Am Frühstückstisch erwarteten mich schon Vi und Liz, außerdem saßen Runa und Azur am Tisch, von Arian keine Spur. Ich nickte Runa respektvoll zu und ging zu meinen beiden Freunden. Eine angespannte Stille lag in der Luft. Fast so, als würden alle etwas großes erwarten.
Ich schwieg ebenfalls und nahm mir eine Scheibe Brot.
"Es ist Vollmond", platzte es schließlich aus Vi heraus. Ich grinste. Stimmt, das hatte ich ganz vergessen.

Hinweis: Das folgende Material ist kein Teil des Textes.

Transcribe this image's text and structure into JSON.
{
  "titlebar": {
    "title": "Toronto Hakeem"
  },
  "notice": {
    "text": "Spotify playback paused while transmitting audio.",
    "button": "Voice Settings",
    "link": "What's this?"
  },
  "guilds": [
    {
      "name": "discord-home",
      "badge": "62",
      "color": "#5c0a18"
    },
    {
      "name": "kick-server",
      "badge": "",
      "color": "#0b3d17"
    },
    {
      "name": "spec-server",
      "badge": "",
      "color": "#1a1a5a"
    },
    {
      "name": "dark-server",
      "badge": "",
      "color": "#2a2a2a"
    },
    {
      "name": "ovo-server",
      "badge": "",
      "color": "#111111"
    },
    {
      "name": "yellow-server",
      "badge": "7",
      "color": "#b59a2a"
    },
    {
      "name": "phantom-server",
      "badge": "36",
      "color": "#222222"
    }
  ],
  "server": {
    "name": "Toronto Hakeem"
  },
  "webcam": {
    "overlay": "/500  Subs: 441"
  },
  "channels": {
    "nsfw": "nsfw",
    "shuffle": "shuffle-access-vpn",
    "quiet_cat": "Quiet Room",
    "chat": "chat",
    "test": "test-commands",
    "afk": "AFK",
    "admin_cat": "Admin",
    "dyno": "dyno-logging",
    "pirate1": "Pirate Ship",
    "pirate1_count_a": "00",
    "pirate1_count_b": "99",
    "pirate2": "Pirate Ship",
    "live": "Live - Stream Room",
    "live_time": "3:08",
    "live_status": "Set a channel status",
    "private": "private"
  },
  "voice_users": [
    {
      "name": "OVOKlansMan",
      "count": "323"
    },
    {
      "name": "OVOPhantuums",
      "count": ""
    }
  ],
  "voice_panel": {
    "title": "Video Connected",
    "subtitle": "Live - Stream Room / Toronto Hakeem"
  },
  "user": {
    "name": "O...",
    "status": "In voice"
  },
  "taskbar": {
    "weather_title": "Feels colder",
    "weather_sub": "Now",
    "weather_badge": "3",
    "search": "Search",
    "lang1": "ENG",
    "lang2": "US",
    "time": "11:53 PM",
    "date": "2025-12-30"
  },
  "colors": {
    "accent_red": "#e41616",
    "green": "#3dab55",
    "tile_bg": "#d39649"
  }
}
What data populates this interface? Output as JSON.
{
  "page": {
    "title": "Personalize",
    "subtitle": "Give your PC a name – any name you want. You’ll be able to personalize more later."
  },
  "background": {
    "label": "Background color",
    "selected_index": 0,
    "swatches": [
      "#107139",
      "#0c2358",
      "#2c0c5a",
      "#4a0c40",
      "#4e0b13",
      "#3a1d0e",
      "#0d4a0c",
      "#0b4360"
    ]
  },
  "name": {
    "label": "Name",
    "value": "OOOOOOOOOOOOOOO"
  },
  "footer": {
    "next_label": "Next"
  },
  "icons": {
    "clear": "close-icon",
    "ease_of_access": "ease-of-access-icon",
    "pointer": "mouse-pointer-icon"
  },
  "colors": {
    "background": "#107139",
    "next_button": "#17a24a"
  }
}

Aufgeregt lächelte Liz mich an. "Wir treffen uns jeden Vollmond im Wald auf einer Lichtung. Dort, wo die..."
"...Grabsteine stehen?", wollte ich wissen. Liz nickte. "Ja. Dort sind Werwölfe aus dem Rudel begraben, die im Kampf gegen die Menschen gefallen sind. Es ist so was wie ein Heiliger Ort."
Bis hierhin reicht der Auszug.